Andrew G. Morgan <[email protected]>
diff --git a/psx/doc.go b/psx/doc.go
index e6f9013..c4ba829 100644
--- a/psx/doc.go
+++ b/psx/doc.go
@@ -1,5 +1,5 @@
// Package psx provides support for system calls that are run
-// simultanously on all threads under Linux.
+// simultaneously on all threads under Linux.
//
// This property can be used to work around a historical lack of
// native Go support for such a feature.
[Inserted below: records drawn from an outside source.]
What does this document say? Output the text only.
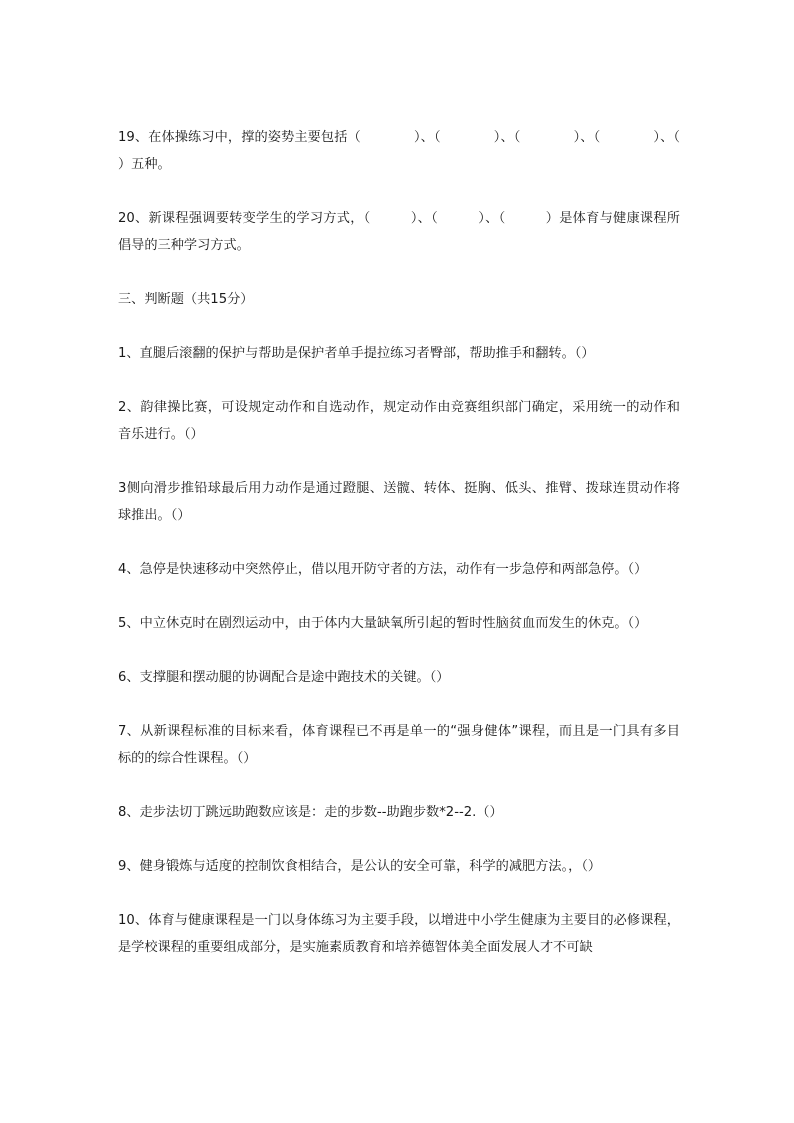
19、在体操练习中，撑的姿势主要包括（　　　　）、（　　　　）、（　　　　）、（　　　　）、（　　　　）五种。

20、新课程强调要转变学生的学习方式，（　　　）、（　　　）、（　　　）是体育与健康课程所倡导的三种学习方式。

三、判断题（共15分）

1、直腿后滚翻的保护与帮助是保护者单手提拉练习者臀部，帮助推手和翻转。（）

2、韵律操比赛，可设规定动作和自选动作，规定动作由竞赛组织部门确定，采用统一的动作和音乐进行。（）

3侧向滑步推铅球最后用力动作是通过蹬腿、送髋、转体、挺胸、低头、推臂、拨球连贯动作将球推出。（）

4、急停是快速移动中突然停止，借以甩开防守者的方法，动作有一步急停和两部急停。（）

5、中立休克时在剧烈运动中，由于体内大量缺氧所引起的暂时性脑贫血而发生的休克。（）

6、支撑腿和摆动腿的协调配合是途中跑技术的关键。（）

7、从新课程标准的目标来看，体育课程已不再是单一的“强身健体”课程，而且是一门具有多目标的的综合性课程。（）

8、走步法切丁跳远助跑数应该是：走的步数--助跑步数*2--2.（）

9、健身锻炼与适度的控制饮食相结合，是公认的安全可靠，科学的减肥方法。，（）

10、体育与健康课程是一门以身体练习为主要手段，以增进中小学生健康为主要目的必修课程，是学校课程的重要组成部分，是实施素质教育和培养德智体美全面发展人才不可缺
Something that is the subject
@@ -12,9 +12,9 @@
//
// In the former case, psx is a low overhead wrapper for the two
// native go calls: syscall.AllThreadsSyscall() and
-// syscall.AllThreadsSyscall6() [expected to be] introduced in
-// go1.16. We provide this wrapping to minimize client source code
-// changes when compiling with or without CGo enabled.
+// syscall.AllThreadsSyscall6() introduced in go1.16. We provide this
+// wrapping to minimize client source code changes when compiling with
+// or without CGo enabled.
//
// In the latter case, and toolchains prior to go1.16, it works via
// CGo wrappers for system call functions that call the C [lib]psx
diff --git a/psx/psx.c b/psx/psx.c
index 4de3653..90dcc50 100644
--- a/psx/psx.c
+++ b/psx/psx.c
@@ -229,7 +229,7 @@
psx_tracker.psx_sig = SIGSYS;
psx_confirm_sigaction();
- psx_do_registration(); // register the main thread.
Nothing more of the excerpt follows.